一方の総領事館では、「普段と変わりない対応をした。別に声を荒げて争ったわけでもない」と述べ、「もう少し心情的な対応はできなかったのか」との記者の問いに、担当領事は「やってますよ」と官僚的な口ぶり。
Aさんは、昨年までサンパウロ市内の病院に勤務していたが、現在は働いておらず夫とも別居し、兄や息子は日本にいるが、一人暮らしを続けており、災難が続いた上での総領事館の冷たい対応に大きな怒りを覚えている。
総領事館では、「その方が本当に金銭的に困っているなら、総領事館としてもある程度の金額をお貸しすることはできます。しかし、その後総領事館にも来ないで文句を言われてもこちらとしてもどうにもできません」と説明する。

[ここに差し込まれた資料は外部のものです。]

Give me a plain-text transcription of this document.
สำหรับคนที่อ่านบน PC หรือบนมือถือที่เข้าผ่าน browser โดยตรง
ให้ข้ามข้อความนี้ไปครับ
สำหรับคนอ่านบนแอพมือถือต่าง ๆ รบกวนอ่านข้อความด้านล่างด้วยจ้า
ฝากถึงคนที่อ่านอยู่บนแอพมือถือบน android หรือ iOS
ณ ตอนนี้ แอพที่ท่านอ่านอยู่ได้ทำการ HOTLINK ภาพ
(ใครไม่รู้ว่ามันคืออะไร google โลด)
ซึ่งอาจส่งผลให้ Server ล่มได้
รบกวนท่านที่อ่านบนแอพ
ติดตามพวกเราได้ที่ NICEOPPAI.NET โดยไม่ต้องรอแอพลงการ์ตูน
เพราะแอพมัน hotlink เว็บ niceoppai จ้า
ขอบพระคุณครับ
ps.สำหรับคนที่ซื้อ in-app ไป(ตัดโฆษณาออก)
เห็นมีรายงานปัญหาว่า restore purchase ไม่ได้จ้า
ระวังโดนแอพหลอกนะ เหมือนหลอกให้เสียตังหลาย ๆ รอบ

Aさんは「あれだけ言われては総領事館には行く気がしません。日本の兄が送金してくれることが実現したとしても身分証明書を呈示しなければお金をおろす事はできません。そういうこちらの心情も分からずに事務的な手続きだけをすることが許せないのです」と話している。
さらにAさんは「担当領事と話をさせてください」と申し入れたところ「危険ですから会わすことはできません」とも女性職員から言われたという。
日本の外務省の不祥事などで開かれた在外公館を目指し、領事業務のサービス向上が叫ばれている中、総領事館としての今後の姿勢が問われそうだ。